Ferdinand Kaltenbacher was the great-grandfather of Eunice Kalterbacher (Mrs. Floyd) Rogier, who supplied the photo of Ferd with this column and will be with the “Turner” information in the new Highland Home Museum, which will hold its grand opening on April 22 and 23. We also have a “Diamond” bat that has been imbedded at the knob, “Turner” and the initials “E.H.” We do know that Edward Hebrank was a member of the Turners, but have no proof that it was his bat. This Turnet bat was donated to the museum by a former Highlander Ron Bleisch, now of Glen Carbon.
“The Turners needed a building of their own, as the society was growing. By October 1869, they had raised the money needed. The contract price was $3,590 by Henry G. Metzger, and he hired as many carpenters as were available. Their permanent building was finished, and on Dec. 26, 1869, the new ‘Turnhalle’ was formerly dedicated. The band played for the parade, which started at Main and Walnut, and they proceeded to the newly built hall, amid ringing of all the school and church bells. Over 700 people attended the dedication program, the Harmonie sang, and Adolph Bandelier made the formal dedication address. Three hundred couples were present for the dance that followed that evening.
“The people of Highland put the Turnhalle (later called, Turner Hall) to good use right away. Everything that called for a few people to gather had to be held there. Previously, the place of general meetings had been in the dance halls of the saloons, but after the building of the Turnhalle, all of that was changed. The first ‘Turnfest’ was held in May 1870. The day events were held at Lindendale Park, and the evening events at the Turnhalle. The weekend events were attended by thousands, many from St. Louis, and Highland became a popular place for such events.”

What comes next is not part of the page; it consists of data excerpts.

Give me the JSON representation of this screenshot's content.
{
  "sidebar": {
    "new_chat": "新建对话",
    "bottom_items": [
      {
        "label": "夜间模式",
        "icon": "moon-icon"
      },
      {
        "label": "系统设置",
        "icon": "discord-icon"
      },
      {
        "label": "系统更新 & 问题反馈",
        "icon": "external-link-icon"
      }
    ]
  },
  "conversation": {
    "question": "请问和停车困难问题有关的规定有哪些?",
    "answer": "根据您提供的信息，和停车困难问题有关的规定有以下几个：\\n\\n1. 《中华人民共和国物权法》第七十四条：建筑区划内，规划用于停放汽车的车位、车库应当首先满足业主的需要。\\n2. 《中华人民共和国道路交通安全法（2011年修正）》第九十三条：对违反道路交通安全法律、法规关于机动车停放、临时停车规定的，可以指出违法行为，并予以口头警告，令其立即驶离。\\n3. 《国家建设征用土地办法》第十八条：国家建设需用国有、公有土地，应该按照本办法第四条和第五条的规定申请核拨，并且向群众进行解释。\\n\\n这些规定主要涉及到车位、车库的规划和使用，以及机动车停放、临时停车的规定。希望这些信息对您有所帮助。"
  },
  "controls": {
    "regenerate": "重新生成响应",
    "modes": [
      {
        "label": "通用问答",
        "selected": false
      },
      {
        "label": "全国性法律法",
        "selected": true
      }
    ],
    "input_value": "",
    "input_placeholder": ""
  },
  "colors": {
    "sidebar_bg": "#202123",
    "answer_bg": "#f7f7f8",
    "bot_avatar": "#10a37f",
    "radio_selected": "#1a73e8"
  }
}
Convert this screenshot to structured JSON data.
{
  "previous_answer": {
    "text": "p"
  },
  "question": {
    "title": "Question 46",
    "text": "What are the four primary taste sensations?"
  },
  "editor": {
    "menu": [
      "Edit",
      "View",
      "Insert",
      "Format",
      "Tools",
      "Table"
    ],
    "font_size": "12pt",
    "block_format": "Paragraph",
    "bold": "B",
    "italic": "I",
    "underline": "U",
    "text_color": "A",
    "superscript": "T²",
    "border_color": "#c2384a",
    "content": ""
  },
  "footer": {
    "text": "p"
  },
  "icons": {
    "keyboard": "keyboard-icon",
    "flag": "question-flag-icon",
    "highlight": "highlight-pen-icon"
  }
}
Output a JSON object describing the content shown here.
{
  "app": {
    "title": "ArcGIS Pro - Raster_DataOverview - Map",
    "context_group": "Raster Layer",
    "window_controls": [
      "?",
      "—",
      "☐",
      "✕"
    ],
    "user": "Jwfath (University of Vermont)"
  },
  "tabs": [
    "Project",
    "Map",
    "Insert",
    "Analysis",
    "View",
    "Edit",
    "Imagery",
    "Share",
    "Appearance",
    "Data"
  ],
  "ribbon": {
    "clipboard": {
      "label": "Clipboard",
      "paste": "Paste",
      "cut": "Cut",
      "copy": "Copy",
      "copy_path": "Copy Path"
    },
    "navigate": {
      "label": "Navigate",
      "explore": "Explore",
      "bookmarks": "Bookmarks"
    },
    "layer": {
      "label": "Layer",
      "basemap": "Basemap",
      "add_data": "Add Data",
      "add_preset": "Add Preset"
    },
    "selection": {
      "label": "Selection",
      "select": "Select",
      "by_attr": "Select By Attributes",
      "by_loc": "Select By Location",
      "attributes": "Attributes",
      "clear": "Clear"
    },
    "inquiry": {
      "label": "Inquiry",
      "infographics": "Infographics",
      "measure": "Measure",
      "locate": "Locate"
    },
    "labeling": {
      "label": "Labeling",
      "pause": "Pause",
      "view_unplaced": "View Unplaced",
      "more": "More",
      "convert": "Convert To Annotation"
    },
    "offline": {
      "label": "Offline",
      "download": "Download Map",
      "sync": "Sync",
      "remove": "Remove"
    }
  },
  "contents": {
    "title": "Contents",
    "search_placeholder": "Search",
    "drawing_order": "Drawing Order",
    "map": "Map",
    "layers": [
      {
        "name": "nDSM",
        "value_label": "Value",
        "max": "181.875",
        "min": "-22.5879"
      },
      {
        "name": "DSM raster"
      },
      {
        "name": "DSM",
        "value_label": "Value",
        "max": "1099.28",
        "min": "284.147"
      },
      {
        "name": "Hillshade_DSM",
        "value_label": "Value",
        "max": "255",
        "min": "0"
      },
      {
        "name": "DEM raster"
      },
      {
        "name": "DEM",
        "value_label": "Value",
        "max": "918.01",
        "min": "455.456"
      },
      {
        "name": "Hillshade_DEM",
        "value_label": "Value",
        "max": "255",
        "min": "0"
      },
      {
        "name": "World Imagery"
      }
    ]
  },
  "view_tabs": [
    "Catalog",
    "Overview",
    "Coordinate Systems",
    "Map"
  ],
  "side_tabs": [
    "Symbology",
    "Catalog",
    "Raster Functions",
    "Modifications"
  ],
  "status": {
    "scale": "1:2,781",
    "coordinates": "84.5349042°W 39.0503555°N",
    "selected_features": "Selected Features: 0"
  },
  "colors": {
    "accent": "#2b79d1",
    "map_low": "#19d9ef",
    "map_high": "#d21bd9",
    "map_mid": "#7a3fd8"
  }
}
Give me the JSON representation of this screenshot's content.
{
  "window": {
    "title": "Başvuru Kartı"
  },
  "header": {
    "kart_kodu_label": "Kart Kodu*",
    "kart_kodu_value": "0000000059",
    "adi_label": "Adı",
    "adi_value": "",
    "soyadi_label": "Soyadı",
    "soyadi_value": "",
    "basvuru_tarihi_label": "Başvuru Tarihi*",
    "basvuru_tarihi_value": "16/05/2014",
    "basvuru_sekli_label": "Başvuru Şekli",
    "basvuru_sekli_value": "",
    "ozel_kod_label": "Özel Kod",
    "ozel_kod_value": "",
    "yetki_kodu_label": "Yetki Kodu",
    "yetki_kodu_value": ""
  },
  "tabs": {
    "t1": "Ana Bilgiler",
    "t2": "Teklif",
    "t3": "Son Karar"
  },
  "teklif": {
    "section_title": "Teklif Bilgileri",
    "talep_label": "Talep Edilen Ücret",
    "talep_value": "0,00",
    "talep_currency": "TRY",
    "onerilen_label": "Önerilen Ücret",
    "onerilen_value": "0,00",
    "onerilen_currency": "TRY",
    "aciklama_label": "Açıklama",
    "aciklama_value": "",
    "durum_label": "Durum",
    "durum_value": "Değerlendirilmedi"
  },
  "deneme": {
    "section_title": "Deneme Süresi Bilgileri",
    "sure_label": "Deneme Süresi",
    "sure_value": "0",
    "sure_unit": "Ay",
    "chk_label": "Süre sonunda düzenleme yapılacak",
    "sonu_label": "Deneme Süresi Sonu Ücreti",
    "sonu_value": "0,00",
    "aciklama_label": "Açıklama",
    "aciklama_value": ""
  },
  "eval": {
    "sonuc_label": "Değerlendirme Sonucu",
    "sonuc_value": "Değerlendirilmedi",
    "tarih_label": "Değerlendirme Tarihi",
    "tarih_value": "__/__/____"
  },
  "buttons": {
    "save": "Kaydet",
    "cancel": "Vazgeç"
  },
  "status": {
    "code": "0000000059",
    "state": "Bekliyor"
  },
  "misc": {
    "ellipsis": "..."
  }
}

Highland had a library as early as 1859. The Highland Library Association had with Adolph E. Bandelier as president and trustees were Dr. Frederick Ryhiner, Joseph Suppiger, Solomon Koepfli and John Suppiger, again “the cream of the crop.”
“They collected a very valuable collection, which would answer the needs of pupils, teachers and adults. After the Turnhalle was built, which had included a reading room, the book collection was moved to the hall and maintained there until the Louis Latzer Memorial Public Library was built in 1929 by the Latzer family. The library association also sponsored lectures at the hall during the winter months. The lecturers were professors, Baer and Julius Hammer; doctors, Ryhiner, Suter, Bernays and Halter; plus many other leaders, putting Highland on the map in a literary way.
“The Turner Hall had been a popular place to hold political meetings, because of its capacity and the freedom of conduct that was permitted. Gen. U.S. Grant, when he was running for president of the U.S.A., made his appearance there and made the walls ring with his forensic efforts. In 1912, Teddy Roosevelt, called the ‘Rough Rider’ and the ‘Bull Moose’ because of his service days, was running for president and spoke at the Turner Hall, twice. Both men, Grant and Roosevelt were elected.
“In the late 1870s, an addition was made on the east side of the building. Two bowling alleys were installed, and they were used until 1913. Jacob Janett purchased them and moved them to the west side of his building at Ninth and Walnut.”
In 1937, when the “Centennial History of Highland” was written, the building was called the Albert Kleiner building. Today, it’s called Ninth Street Café.
“Turner Hall was equipped with a kitchen and outfitted for the serving of meals to a great number. During the months when the outdoor Lindendale Park dining room was not available, the Turner Hall would be used several times a year. Later, churches and other buildings had been equipped, so hall usage declined.
“The Gymnastic Society had succeeded in its primary cause of development of the physical health and strength of our young and older people (just as the Korte Recreation Center and other fitness places in Highland do today). Competent instructors had always been in charge and classes for all ages had been regularly organized. They had entered into competition with other St. Louis area turning schools and acquitted themselves with great credit.”
In 1948, the Gymnastic Society voted to disband and give the land and the building to the city of Highland to be used at a later date for a new building, which later became the Weinheimer Community Center.
Quotes from pages 150-155 of “Centennial History of Highland” book.